Pediatricians face conflicting data regarding the effect of pacifiers on newborn feeding. The demonstration of beneficial effects of pacifiers on oral feeding competence in tube-fed premature newborns has led to widespread use of these devices in neonatal intensive care units.6 On the other hand, concerns that pacifier use may interfere with breastfeeding22-24 or promote otitis media in older newborns25 have led some physicians to discourage their use outside of the neonatal intensive care unit. A better understanding of interactions among chemosensory stimuli, NNS, and feeding may help elucidate the potential effect of NNS on breastfeeding.

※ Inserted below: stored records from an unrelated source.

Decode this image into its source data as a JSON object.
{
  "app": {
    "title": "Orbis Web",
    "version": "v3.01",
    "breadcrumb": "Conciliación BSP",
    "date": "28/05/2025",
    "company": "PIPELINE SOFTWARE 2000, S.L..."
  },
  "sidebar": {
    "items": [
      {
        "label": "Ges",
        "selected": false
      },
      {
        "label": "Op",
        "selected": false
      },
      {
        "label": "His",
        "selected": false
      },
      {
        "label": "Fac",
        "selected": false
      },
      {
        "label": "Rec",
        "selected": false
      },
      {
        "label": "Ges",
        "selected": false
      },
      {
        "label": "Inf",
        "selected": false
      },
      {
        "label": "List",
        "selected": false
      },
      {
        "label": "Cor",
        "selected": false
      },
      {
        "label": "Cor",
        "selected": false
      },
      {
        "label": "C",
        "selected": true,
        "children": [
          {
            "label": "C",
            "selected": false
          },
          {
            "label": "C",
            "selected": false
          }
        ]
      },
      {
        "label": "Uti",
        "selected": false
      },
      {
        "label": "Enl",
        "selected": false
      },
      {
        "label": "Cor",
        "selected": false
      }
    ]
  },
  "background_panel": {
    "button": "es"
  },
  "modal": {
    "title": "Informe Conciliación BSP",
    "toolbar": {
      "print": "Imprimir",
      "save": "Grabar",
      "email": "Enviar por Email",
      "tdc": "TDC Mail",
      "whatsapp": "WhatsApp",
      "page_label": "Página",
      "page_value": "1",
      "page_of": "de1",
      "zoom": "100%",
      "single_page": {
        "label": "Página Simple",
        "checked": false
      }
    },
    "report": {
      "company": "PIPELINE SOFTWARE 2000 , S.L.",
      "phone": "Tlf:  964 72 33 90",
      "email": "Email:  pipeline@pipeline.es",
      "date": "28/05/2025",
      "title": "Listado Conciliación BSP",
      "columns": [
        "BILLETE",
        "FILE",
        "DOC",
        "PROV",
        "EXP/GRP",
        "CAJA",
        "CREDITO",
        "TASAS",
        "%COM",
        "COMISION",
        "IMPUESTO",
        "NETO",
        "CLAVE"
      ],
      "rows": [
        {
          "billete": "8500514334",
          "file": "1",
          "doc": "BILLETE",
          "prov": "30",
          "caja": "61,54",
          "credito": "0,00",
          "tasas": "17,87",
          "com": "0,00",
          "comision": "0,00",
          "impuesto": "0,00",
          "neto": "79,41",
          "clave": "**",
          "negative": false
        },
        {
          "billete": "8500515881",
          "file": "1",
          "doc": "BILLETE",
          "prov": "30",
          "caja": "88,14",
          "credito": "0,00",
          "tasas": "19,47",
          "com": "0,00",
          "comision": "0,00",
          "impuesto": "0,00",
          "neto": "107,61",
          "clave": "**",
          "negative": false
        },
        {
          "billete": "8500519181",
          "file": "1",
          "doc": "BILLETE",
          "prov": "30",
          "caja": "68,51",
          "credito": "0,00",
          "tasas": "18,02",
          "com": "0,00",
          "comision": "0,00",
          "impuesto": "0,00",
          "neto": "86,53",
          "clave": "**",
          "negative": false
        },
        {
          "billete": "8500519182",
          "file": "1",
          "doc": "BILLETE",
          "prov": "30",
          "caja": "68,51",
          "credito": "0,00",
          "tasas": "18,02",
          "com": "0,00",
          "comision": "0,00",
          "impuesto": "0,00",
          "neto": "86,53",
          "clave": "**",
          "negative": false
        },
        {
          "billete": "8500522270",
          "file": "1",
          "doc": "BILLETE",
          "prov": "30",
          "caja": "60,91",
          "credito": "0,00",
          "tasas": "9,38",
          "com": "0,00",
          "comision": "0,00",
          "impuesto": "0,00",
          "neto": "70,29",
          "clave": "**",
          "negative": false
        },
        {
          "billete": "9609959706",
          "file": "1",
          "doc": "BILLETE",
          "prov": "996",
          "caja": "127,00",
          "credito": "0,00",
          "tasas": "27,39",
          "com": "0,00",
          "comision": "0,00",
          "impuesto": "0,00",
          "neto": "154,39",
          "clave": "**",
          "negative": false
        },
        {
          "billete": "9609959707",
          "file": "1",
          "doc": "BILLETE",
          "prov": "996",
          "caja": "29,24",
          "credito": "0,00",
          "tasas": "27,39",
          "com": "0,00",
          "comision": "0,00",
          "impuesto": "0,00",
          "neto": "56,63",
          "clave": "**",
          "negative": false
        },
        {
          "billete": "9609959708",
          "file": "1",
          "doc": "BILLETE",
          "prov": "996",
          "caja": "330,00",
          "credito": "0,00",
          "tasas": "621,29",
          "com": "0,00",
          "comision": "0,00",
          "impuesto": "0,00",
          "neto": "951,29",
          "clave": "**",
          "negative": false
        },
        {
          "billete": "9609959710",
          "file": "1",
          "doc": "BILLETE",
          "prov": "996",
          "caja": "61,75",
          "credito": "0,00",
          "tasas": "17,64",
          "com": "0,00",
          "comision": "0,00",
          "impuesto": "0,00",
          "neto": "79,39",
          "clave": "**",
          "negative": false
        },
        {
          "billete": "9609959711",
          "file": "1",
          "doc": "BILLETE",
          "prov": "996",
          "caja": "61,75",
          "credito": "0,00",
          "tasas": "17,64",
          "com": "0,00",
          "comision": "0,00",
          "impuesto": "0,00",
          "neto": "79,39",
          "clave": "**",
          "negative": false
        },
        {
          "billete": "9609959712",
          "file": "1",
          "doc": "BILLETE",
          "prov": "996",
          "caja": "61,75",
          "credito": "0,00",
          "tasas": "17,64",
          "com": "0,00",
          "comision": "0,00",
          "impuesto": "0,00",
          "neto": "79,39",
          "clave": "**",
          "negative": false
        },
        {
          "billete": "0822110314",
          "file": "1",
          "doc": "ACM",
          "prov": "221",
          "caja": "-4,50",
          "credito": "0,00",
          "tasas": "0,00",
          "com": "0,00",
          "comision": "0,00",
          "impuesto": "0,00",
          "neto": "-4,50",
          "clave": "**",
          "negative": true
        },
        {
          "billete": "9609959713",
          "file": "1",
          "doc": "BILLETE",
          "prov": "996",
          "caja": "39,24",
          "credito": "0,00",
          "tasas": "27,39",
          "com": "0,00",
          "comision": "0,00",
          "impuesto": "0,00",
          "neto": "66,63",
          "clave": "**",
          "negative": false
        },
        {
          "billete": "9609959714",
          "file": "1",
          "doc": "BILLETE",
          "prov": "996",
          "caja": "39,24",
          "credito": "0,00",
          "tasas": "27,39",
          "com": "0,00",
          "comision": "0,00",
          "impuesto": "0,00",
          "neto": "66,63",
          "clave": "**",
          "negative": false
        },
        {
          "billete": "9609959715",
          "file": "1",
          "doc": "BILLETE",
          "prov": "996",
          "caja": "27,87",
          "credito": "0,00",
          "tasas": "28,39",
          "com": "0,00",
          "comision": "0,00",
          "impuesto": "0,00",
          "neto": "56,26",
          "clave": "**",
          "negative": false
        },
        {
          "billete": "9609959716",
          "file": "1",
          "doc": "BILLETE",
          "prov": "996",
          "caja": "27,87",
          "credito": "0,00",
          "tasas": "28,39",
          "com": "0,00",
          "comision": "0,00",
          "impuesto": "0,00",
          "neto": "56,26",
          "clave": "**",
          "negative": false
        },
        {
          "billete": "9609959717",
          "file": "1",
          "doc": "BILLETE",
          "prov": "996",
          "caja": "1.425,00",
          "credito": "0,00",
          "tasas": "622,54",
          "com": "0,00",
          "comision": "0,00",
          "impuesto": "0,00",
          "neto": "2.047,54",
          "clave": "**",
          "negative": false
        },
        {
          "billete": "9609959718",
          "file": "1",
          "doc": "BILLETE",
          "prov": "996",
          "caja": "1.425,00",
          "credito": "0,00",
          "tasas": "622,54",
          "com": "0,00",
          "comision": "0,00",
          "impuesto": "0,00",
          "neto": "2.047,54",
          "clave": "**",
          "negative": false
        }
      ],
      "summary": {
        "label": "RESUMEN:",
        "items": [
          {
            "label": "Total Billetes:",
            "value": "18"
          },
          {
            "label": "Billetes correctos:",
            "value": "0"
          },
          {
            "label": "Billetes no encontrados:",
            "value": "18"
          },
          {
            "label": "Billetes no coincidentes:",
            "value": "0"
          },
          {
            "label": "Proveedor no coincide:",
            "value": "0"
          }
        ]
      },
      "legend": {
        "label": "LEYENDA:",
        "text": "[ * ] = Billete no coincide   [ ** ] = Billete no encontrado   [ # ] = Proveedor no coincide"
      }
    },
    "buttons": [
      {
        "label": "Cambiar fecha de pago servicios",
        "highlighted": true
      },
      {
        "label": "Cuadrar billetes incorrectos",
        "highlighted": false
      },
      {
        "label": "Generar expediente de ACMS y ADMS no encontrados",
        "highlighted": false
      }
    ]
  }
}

The necessity of tube feeding presents a paradox in the care of premature newborns because it precludes sensorimotor experience that could be expected to promote feeding skills. Although tube-fed newborns have a relatively constrained olfactory experience, the clinical significance of this constraint remains unknown. Investigation of controlled exposure to nutrient odors as reinforcers of NNS might benefit newborns who have a weak sucking response to oral-tactile stimuli. Further studies will be needed to determine whether chemosensory properties of milk influence ingestive behavior during tube feeding. Conceivably, concerted restoration of nutrient odor to sick newborns may promote oral feeding in this population.


Corresponding author and reprints: Peter M. Bingham, MD, Fletcher Allen Health Care, University of Vermont, One S Prospect Street, Burlington, VT 05401 (e-mail: Peter.Bingham@vtmednet.org).

Accepted for publication August 24, 2002.

This study was supported by grant RO3 HD38901 from the National Institutes of Health, Bethesda, Md (Dr Bingham).

Kate Finnegan, MEd, and Debbie Stevens-Tuttle, BA, provided technical assistance. We gratefully acknowledge the assistance and support from the neonatal intensive care unit nursing staff at Pennsylvania Hospital.

What This Study Adds

For tube-fed, premature newborns who undergo oral sensorimotor deprivation, the therapeutic value of NNS is well established. Numerous studies have also documented the attraction of newborns to nutrient- and maternal-derived odors. This study explores the feasibility of using controlled exposure to olfactory stimuli to stimulate NNS.

We describe a novel method for controlled exposure to nutrient odor during tube feeding. Preliminary results with this technique suggest that nutrient odors may augment oral-tactile stimulation of sucking behavior. These observations provide a basis for further exploration of nutrient odors as therapeutic reagents for tube-fed newborns.